Le 16 avril 1994, des milliers de citoyens se sont réunis au sommet de Muramby, au sud-ouest du Rwanda. Ils ont suivi les instructions des autorités locales qui avaient averti les Tutsis de la ville de Gicongoro qu'ils ne seraient pas en mesure de les protéger dans leurs villages. À cette époque, le président Juvenal Habyarimana [...]
À l'époque, le Président Juvenal Habyarimana a été tué dans un crime qui a été suivi par la liquidation de presque tous les membres modérés de l'élite politique rwandaise et le début du génocide contre la population tutsis par des membres de l'ethnie hutue.
Un résident des Tattsia de Gicongoro a été fermé dans son pays lorsque la campagne de nettoyage ethnique s'est étendue. Quelques jours seulement après leur arrivée à Muramby, les maires qui avaient promis d'apporter de l'aide humanitaire ont en fait aidé à entourer les villages par la milice interhamwe (Hutu).
Dans la matinée du 21 avril, des milliers de Husus ont attaqué armés de bâtons, de couteaux et d'armes. Jusqu'à 50. Des milliers d'hommes, de femmes et d'enfants ont été détruits à Muramby.
Vingt ans après ces événements, le passé n'a pas encore été oublié. Mais un dialogue plus sérieux entre ces deux groupes ethniques soulagerait la douleur du passé.
En parlant des survivants de Muram, ils disent qu'il y a une coexistence difficile. Dans les collines de Gicongoro, la vie communautaire a repris après les horreurs des années 1990.
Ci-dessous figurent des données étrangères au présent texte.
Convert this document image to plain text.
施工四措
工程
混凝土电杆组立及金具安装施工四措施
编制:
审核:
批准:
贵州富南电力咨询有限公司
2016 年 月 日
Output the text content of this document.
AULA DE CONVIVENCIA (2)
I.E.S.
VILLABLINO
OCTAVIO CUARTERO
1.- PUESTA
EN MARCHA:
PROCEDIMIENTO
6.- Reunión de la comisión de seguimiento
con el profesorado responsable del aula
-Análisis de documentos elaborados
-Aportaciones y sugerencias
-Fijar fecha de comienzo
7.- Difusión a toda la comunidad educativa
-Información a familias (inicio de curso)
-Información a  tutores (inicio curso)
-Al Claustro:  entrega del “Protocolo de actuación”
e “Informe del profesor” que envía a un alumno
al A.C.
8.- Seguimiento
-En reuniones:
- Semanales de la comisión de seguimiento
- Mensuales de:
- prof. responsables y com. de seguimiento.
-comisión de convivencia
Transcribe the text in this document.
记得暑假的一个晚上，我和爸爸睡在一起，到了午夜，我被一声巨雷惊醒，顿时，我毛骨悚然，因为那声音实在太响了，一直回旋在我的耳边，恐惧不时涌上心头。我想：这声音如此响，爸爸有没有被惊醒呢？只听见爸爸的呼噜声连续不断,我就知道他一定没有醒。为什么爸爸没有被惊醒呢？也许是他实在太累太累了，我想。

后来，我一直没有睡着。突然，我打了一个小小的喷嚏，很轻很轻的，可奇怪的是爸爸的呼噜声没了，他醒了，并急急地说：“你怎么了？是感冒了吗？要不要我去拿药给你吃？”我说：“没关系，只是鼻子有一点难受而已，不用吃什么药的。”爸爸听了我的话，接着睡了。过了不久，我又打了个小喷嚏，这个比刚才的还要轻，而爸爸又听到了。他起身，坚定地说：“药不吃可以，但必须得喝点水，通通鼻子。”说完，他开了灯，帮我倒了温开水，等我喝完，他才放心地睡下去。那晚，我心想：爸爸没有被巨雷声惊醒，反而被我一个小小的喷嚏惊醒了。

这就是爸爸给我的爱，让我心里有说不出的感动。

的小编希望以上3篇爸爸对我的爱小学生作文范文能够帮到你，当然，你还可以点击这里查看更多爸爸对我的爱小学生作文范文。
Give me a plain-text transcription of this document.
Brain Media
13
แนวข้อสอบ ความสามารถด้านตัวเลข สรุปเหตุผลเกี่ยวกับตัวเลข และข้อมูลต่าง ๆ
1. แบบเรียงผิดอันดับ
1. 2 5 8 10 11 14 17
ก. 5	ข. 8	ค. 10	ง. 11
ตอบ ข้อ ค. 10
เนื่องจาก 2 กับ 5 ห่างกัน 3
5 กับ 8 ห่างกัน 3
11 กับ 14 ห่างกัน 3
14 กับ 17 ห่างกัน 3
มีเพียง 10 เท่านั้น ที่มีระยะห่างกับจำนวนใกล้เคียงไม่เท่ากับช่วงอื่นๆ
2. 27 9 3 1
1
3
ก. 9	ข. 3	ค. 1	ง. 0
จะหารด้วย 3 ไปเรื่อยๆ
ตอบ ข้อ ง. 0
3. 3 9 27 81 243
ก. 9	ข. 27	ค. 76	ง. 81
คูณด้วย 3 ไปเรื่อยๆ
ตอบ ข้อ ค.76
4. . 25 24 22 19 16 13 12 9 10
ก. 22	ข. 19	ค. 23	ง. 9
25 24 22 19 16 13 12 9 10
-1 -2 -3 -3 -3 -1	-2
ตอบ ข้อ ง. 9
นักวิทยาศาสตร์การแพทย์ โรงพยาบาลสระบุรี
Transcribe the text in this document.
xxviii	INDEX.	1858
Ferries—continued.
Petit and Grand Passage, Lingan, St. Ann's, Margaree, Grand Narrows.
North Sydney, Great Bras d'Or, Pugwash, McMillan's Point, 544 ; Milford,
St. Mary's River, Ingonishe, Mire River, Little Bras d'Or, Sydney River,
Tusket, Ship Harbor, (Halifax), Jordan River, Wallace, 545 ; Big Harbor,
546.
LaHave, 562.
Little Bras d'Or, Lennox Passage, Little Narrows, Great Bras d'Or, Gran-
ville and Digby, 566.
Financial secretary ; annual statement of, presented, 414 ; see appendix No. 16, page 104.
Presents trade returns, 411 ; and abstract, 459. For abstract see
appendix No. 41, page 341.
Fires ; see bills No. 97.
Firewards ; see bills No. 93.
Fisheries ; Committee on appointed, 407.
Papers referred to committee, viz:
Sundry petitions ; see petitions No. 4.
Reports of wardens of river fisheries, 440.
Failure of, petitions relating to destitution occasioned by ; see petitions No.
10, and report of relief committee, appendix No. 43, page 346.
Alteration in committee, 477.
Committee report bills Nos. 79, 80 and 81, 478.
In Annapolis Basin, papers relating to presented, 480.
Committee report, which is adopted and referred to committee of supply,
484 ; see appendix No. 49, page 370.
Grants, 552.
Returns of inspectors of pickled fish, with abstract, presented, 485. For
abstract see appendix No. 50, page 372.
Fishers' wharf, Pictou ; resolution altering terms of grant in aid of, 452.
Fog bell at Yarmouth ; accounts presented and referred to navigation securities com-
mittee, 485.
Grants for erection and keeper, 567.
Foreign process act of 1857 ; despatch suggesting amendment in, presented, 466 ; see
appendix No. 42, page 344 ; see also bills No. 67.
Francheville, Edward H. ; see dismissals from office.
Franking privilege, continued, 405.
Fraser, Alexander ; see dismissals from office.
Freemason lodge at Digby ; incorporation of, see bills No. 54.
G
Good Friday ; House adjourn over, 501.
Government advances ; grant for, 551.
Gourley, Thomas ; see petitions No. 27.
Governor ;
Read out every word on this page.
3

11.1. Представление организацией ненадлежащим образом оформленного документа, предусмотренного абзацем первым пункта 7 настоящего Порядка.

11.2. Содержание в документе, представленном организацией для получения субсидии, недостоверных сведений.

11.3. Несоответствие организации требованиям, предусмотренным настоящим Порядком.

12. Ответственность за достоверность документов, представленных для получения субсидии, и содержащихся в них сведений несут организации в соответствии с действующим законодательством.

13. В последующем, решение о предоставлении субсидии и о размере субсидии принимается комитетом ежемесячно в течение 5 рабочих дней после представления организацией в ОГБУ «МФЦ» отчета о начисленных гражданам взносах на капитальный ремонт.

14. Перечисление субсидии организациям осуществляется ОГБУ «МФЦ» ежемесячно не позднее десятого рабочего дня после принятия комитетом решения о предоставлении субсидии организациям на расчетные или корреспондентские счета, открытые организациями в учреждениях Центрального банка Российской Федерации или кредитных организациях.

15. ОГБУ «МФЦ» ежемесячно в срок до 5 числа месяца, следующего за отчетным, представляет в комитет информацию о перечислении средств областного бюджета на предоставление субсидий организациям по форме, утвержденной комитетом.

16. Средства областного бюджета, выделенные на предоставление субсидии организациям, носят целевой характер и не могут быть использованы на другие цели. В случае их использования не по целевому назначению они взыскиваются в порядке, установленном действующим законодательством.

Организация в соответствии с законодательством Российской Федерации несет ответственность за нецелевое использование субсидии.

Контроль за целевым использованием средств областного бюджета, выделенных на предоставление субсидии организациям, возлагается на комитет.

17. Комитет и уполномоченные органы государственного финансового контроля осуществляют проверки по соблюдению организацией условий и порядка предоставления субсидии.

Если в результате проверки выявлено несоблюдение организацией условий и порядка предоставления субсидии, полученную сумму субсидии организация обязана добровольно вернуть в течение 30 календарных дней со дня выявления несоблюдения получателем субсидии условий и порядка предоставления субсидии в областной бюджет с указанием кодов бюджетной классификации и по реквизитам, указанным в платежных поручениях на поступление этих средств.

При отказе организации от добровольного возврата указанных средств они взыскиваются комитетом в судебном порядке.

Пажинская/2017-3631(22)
La pression pour l'enseignement primaire et secondaire général, la construction routière et l'assurance maladie fournie par le gouvernement sont populaires parmi les jeunes et les personnes âgées, les riches et les pauvres, et, oui, les Hutve et Tuts, le “Alzeera” rapporté, la diffusion Periscopi.
De nombreux membres de l'ethnicité hutue ont comparu devant les tribunaux “gaca” et ont admis avoir participé à l'extermination de leurs voisins, parents et collègues.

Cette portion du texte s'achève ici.